It time to start seeing double! We managed to get the second robot fully assembled today, wired up and running with some code! It looks like two robots but its really some where around 1.5 – 1.7 robots. The second robot is missing the entire climb. It might get the honor of testing our the traversal climb when we get that far. The first robot has a few missing lessons learned(from assembly) that will need to get fixed. The first robot will probably become the competition robot because it has more of the wiring complete and more motor controllers. We probably need to add a little weight to the second bot so it drive about the same.

Once we finished the second robot we decided to perform a quick maintenance on the first robot. The tread is gone from the two front wheels and mostly gone from the back wheels. We switched the tread out with the blue nitrile tread from Thrifty Bot hopefully it holds up a little longer. We riveted the tread onto the wheels this time, it was much easier than screwing them in. Also a few of our holes on the wheels were cross threaded because these wheels are reused from previous years. We added an RSL to the robot and switched out the shooter plates. More on that below.

We’ve been having some inconsistency in the shooter. We took around 30 shots on Saturday and we had 24 hits and 14 misses, 66% accuracy. That is better than the break even point for the high goal but its still not great.. We gathered a bunch of slow motion video and looked at what the shooter was doing with the cargo.

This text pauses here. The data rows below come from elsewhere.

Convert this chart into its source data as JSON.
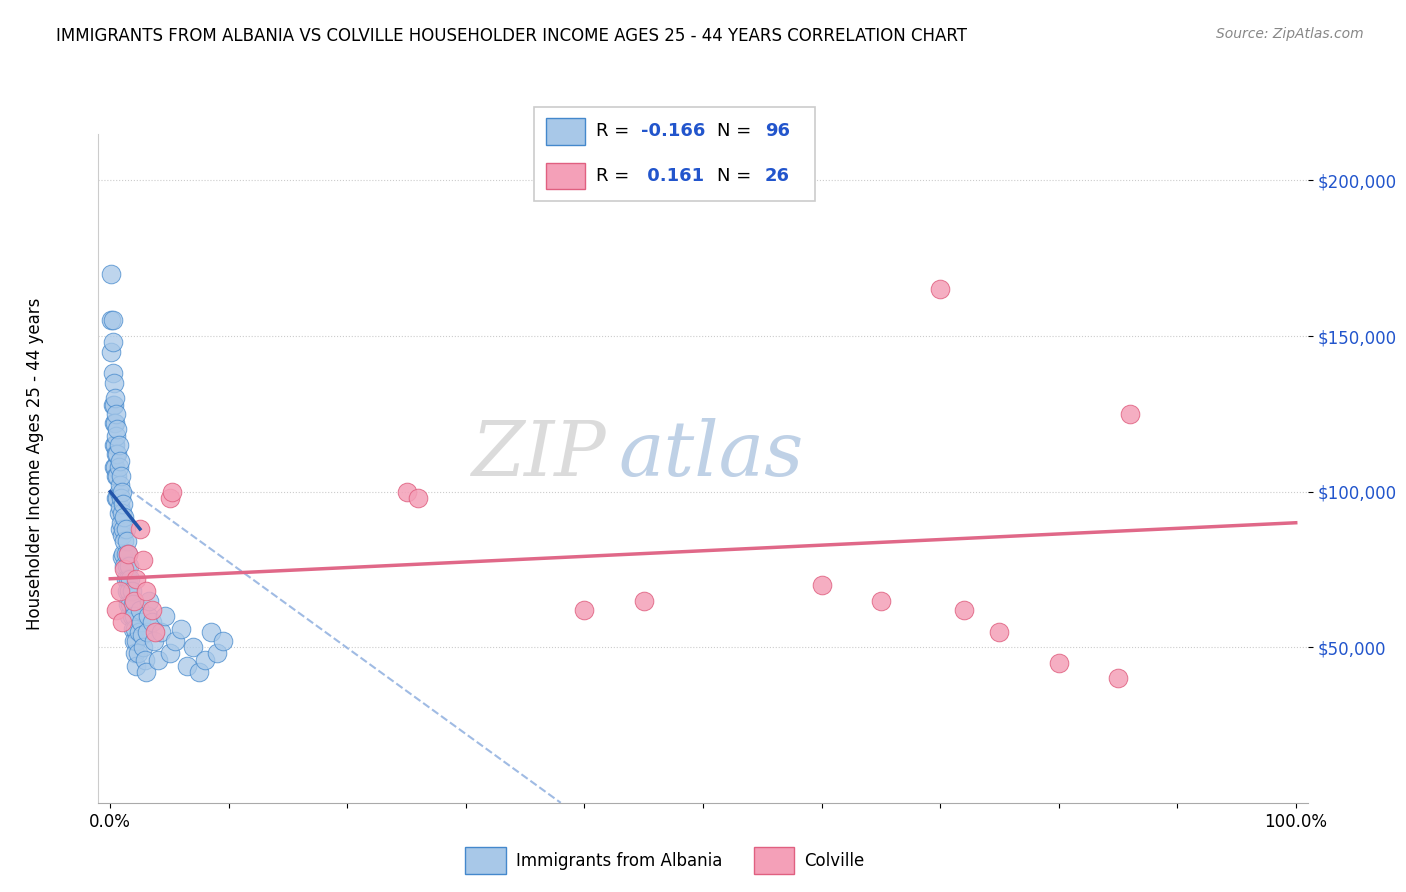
{
  "title": "IMMIGRANTS FROM ALBANIA VS COLVILLE HOUSEHOLDER INCOME AGES 25 - 44 YEARS CORRELATION CHART",
  "source": "Source: ZipAtlas.com",
  "ylabel": "Householder Income Ages 25 - 44 years",
  "ytick_labels": [
    "$50,000",
    "$100,000",
    "$150,000",
    "$200,000"
  ],
  "ytick_values": [
    50000,
    100000,
    150000,
    200000
  ],
  "ylim": [
    0,
    215000
  ],
  "xlim": [
    -0.01,
    1.01
  ],
  "blue_color": "#a8c8e8",
  "pink_color": "#f4a0b8",
  "blue_edge_color": "#4488cc",
  "pink_edge_color": "#e06080",
  "blue_line_color": "#2255aa",
  "pink_line_color": "#e06888",
  "dash_line_color": "#88aadd",
  "watermark_zip": "ZIP",
  "watermark_atlas": "atlas",
  "ytick_color": "#2255cc",
  "blue_scatter_x": [
    0.001,
    0.001,
    0.001,
    0.002,
    0.002,
    0.002,
    0.002,
    0.003,
    0.003,
    0.003,
    0.003,
    0.003,
    0.004,
    0.004,
    0.004,
    0.004,
    0.005,
    0.005,
    0.005,
    0.005,
    0.005,
    0.006,
    0.006,
    0.006,
    0.006,
    0.007,
    0.007,
    0.007,
    0.007,
    0.008,
    0.008,
    0.008,
    0.008,
    0.009,
    0.009,
    0.009,
    0.01,
    0.01,
    0.01,
    0.01,
    0.011,
    0.011,
    0.011,
    0.012,
    0.012,
    0.012,
    0.013,
    0.013,
    0.013,
    0.014,
    0.014,
    0.014,
    0.015,
    0.015,
    0.015,
    0.016,
    0.016,
    0.016,
    0.017,
    0.017,
    0.018,
    0.018,
    0.019,
    0.019,
    0.02,
    0.02,
    0.021,
    0.021,
    0.022,
    0.022,
    0.023,
    0.024,
    0.025,
    0.026,
    0.027,
    0.028,
    0.029,
    0.03,
    0.031,
    0.032,
    0.033,
    0.035,
    0.037,
    0.04,
    0.043,
    0.046,
    0.05,
    0.055,
    0.06,
    0.065,
    0.07,
    0.075,
    0.08,
    0.085,
    0.09,
    0.095
  ],
  "blue_scatter_y": [
    170000,
    155000,
    145000,
    155000,
    148000,
    138000,
    128000,
    135000,
    128000,
    122000,
    115000,
    108000,
    130000,
    122000,
    115000,
    108000,
    125000,
    118000,
    112000,
    105000,
    98000,
    120000,
    112000,
    105000,
    98000,
    115000,
    108000,
    100000,
    93000,
    110000,
    102000,
    95000,
    88000,
    105000,
    98000,
    90000,
    100000,
    93000,
    86000,
    79000,
    96000,
    88000,
    80000,
    92000,
    84000,
    76000,
    88000,
    80000,
    72000,
    84000,
    76000,
    68000,
    80000,
    72000,
    64000,
    76000,
    68000,
    60000,
    72000,
    64000,
    68000,
    60000,
    64000,
    56000,
    60000,
    52000,
    56000,
    48000,
    52000,
    44000,
    48000,
    55000,
    62000,
    58000,
    54000,
    50000,
    46000,
    42000,
    55000,
    60000,
    65000,
    58000,
    52000,
    46000,
    55000,
    60000,
    48000,
    52000,
    56000,
    44000,
    50000,
    42000,
    46000,
    55000,
    48000,
    52000
  ],
  "pink_scatter_x": [
    0.005,
    0.008,
    0.01,
    0.012,
    0.015,
    0.02,
    0.022,
    0.025,
    0.028,
    0.03,
    0.035,
    0.038,
    0.05,
    0.052,
    0.25,
    0.26,
    0.4,
    0.45,
    0.6,
    0.65,
    0.7,
    0.72,
    0.75,
    0.8,
    0.85,
    0.86
  ],
  "pink_scatter_y": [
    62000,
    68000,
    58000,
    75000,
    80000,
    65000,
    72000,
    88000,
    78000,
    68000,
    62000,
    55000,
    98000,
    100000,
    100000,
    98000,
    62000,
    65000,
    70000,
    65000,
    165000,
    62000,
    55000,
    45000,
    40000,
    125000
  ],
  "pink_line_x0": 0.0,
  "pink_line_y0": 72000,
  "pink_line_x1": 1.0,
  "pink_line_y1": 90000,
  "blue_line_x0": 0.0,
  "blue_line_y0": 100000,
  "blue_line_x1": 0.025,
  "blue_line_y1": 88000,
  "dash_line_x0": 0.0,
  "dash_line_y0": 105000,
  "dash_line_x1": 0.38,
  "dash_line_y1": 0
}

The cargo is ping ponging off between the stopper wheel and the flywheel. We tried to lower the compression of the stopper wheel but that didn’t reduce the ping ponging by much. We theorized that the problem was coming from the fact that the stopper wheel isn’t in line with the hood. So the cargo gets launched between the stopper wheel and the flywheel into the back of the hood. This causes the cargo to ricochet off the hood instead of following the hood smoothly.

We managed to prototype a quick fix to test our theory by cutting some 1/2″ wood scraps and showing them between the stand offs. This made the cargo follow the trajectory more smoothly.

This changed cause the trajectory of the cargo to change massively. We aren’t trying to aim a ricochet anymore and needed more hood wrap to make the cargo into the goal. We didn’t have a great idea of the angle we needed so we did some more quick prototyping, we grabbed the digital angle sensor and some wood to prop the robot up. We ended at an angle of 9.5 degrees plus the 12 degree angle in the hood. There was a bit of uncertainty in what angle would work the best so we cut a new fixed plate hood with increments to test 24 – 14 degrees of wrap in 2 degree increments. This new plate allowed us to quickly test the angle.

This new setup brought the consistency we were looking for. We shot 30 cargo on the test setup and not a single shot missed. The plates were attached to the robot and we took a few more test shots to dial in the angle. 22 degrees was the angle we are settling on for now. We took 21 shots and not a single one missed the goal.

The robot got some fancy new lifting handles today during the pit stop mentioned above. They are cut from HDPE and got a smooth edge from the manual router. They make lifting the robot so nice. I’m definitely expecting this level of handles or better next year.

At the end of the night we spent an hour or so running driver practice. We are getting pretty good at scoring from the fender. The robot is also impossible to move once its at the fender and has a bit forward throttle applied. In two practice runs we had a run of 12 cargo in the upper hub and 2 misses, and 11 cargo in the upper hub and 2 misses. Both runs were 2 minutes with 7 cargo 3 blue , 4 red. As the drive coach I was switching which color cargo the driver was going for to increase the “chaos” factor. Real games on the field will not have all of the cargo still and there are a few(5) robots missing so we need to add a bit to the “chaos” factor.